Department of Chemistry, Clemson University, Clemson, South Carolina 29631, United States.
Department of Chemistry, Faculty of Applied Sciences, University of Sri Jayewardenepura, Gangodawila, Nugegoda-10250, Sri Lanka.
J Org Chem. 2022 Jun 3;87(11):7494-7500. doi: 10.1021/acs.joc.2c00280. Epub 2022 May 12.

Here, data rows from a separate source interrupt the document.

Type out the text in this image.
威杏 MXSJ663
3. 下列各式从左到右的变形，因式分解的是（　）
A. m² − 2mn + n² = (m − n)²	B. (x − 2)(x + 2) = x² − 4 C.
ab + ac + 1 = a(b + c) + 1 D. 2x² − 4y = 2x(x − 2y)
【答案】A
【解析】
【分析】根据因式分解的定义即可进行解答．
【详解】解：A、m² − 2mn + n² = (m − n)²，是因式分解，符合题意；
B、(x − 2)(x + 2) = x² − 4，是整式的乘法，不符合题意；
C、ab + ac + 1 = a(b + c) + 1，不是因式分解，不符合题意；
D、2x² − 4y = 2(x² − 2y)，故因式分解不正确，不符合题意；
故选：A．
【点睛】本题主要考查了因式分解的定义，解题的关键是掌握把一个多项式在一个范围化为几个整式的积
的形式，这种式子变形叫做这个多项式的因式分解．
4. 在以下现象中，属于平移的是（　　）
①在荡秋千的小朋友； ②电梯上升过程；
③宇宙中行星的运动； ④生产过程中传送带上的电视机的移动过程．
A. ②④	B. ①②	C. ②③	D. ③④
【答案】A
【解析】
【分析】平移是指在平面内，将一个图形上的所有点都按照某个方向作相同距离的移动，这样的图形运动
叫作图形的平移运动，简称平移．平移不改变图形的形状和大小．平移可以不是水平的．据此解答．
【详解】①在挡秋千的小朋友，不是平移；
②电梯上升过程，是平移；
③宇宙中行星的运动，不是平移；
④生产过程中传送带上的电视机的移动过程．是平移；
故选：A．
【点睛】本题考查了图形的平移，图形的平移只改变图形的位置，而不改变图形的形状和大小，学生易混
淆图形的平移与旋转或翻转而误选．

Our previous method to access the diazacyclobutene scaffold did not allow for modification of the substituent originating from the 1,2,4-triazoline-3,5-dione component. We have circumvented this challenge and expanded access to additional structural diversity of the scaffold. A telescoped urazole oxidation and Lewis acid-catalyzed cyclization provided R-substituted diazacyclobutenes. Calcium hypochlorite-mediated oxidation of urazoles followed by MgCl-catalyzed cyclization of the resulting triazolinediones with thioalkynes promoted the formation of diazacyclobutenes bearing substitution at the R position originating from the triazolinedione component.
我们之前获取二氮杂环丁烯支架的方法无法修饰源自 1,2,4-三唑-3,5-二酮部分的取代基。我们已经规避了这一挑战,并扩展了支架的更多结构多样性。缩合的尿嘧啶氧化和路易斯酸催化的环化提供了 R 取代的二氮杂环丁烯。次氯酸钠介导的尿嘧啶氧化,随后 MgCl 催化的三唑啉二酮与硫代炔烃的环化,促进了 R 位置取代的二氮杂环丁烯的形成,其取代基源自三唑啉二酮部分。